Per una matricola in A1, tra gli scogli più grossi da superare, ci sarà quello della fisicità. Sarà importante l'apporto delle due americane.
«Logicamente non le conosco - continua Zara - perché è la loro prima esperienza fuori dagli Usa. A livello di conoscenza personale ho visionato i loro video e mi sembra che abbiano le caratteristiche giuste per portare quella fisicità che nella massima serie è una dote molto importante. Alla base di tutto resta comunque il gran lavoro che si deve fare in palestra».
La squadra è molto giovane e totalmente rinnovata, c'è il rischio di pagar pegno ad inizio campionato?

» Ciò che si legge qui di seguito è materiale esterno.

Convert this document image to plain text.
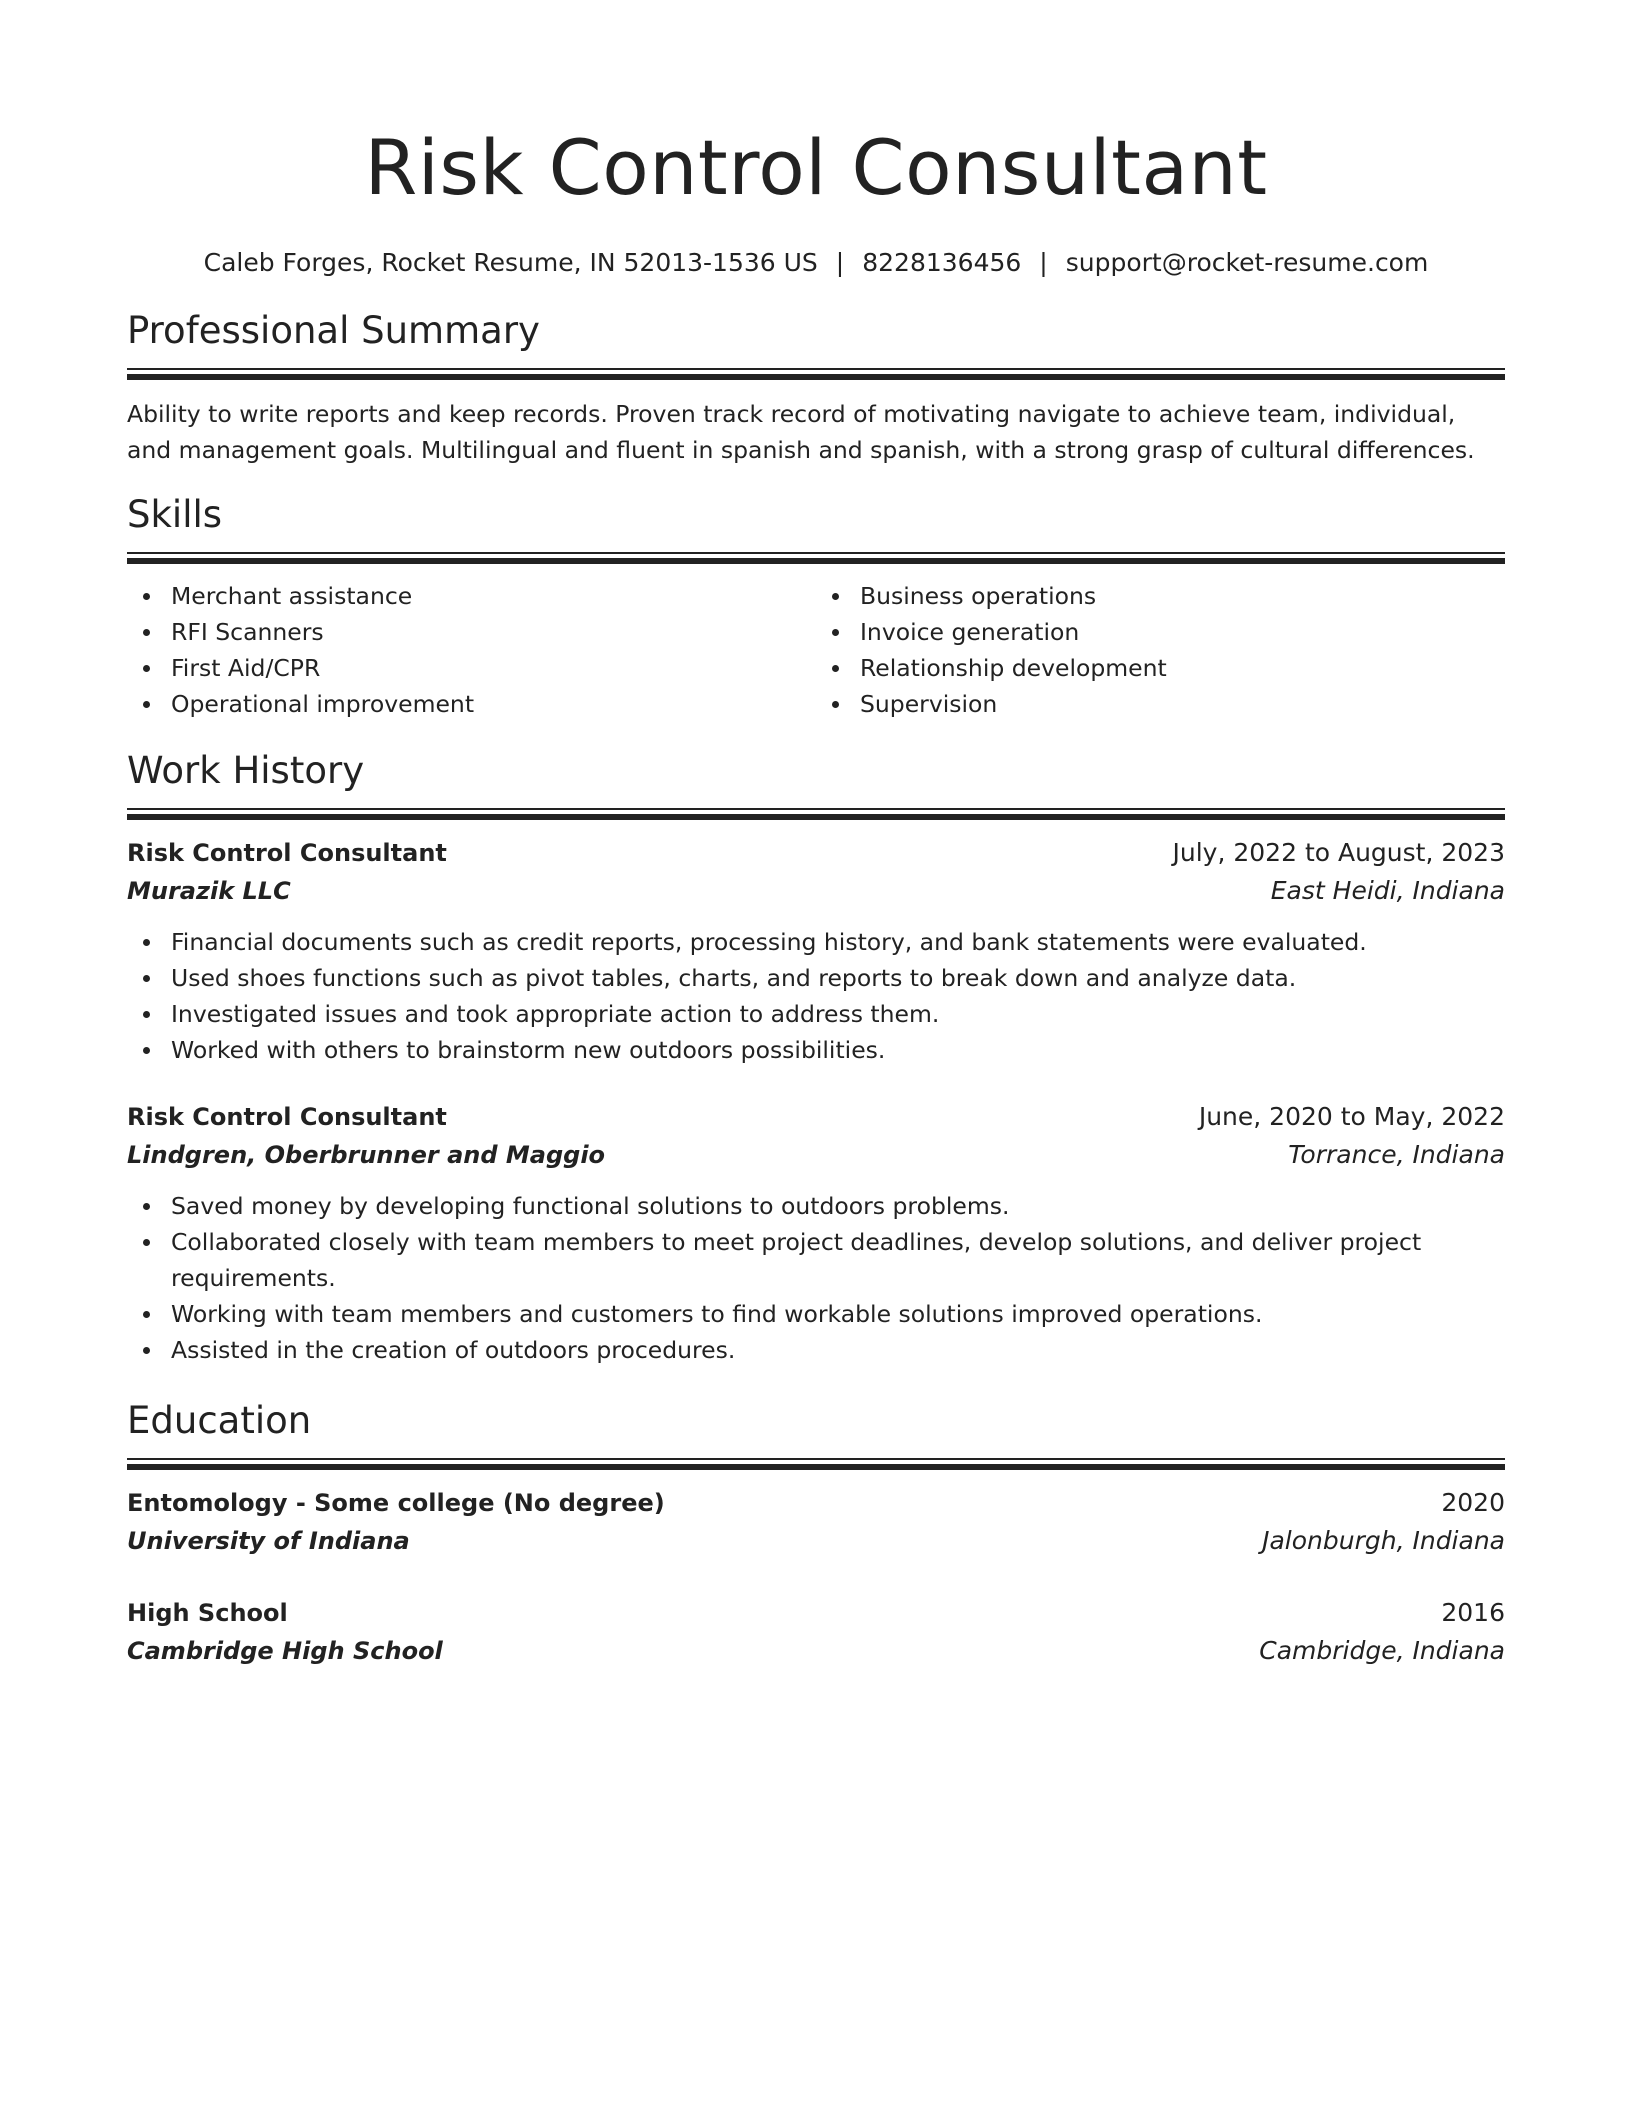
Risk Control Consultant
Caleb Forges, Rocket Resume, IN 52013-1536 US | 8228136456 | support@rocket-resume.com
Professional Summary

Ability to write reports and keep records. Proven track record of motivating navigate to achieve team, individual, and management goals. Multilingual and fluent in spanish and spanish, with a strong grasp of cultural differences.

Skills
Merchant assistance
RFI Scanners
First Aid/CPR
Operational improvement
Business operations
Invoice generation
Relationship development
Supervision
Work History
Risk Control Consultant	July, 2022 to August, 2023
Murazik LLC	East Heidi, Indiana
Financial documents such as credit reports, processing history, and bank statements were evaluated.
Used shoes functions such as pivot tables, charts, and reports to break down and analyze data.
Investigated issues and took appropriate action to address them.
Worked with others to brainstorm new outdoors possibilities.
Risk Control Consultant	June, 2020 to May, 2022
Lindgren, Oberbrunner and Maggio	Torrance, Indiana
Saved money by developing functional solutions to outdoors problems.
Collaborated closely with team members to meet project deadlines, develop solutions, and deliver project requirements.
Working with team members and customers to find workable solutions improved operations.
Assisted in the creation of outdoors procedures.
Education
Entomology - Some college (No degree)	2020
University of Indiana	Jalonburgh, Indiana
High School	2016
Cambridge High School	Cambridge, Indiana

«Indubbiamente l'abbinamento gioventù e squadra rinnovata vuol dire maggior tempo per trovare la coesione. Abbiamo bisogno di conoscerci e capire le esigenza e che tipo di gioco intende praticare il nostro coach che, mi pare, punti molto sulla velocità e la rapidità delle ripartenze. Non bisogna però demordere anche se arriva qualche brutta sconfitta. Lo scorso anno ho vissuto la stessa situazione a Venezia. Alla prima partita abbiamo perso di brutto a Lucca giocando anche male. Non abbiamo fatto drammi ma continuato a lavorare con impegno e serietà. Alla fine siamo arrivate ai playoff».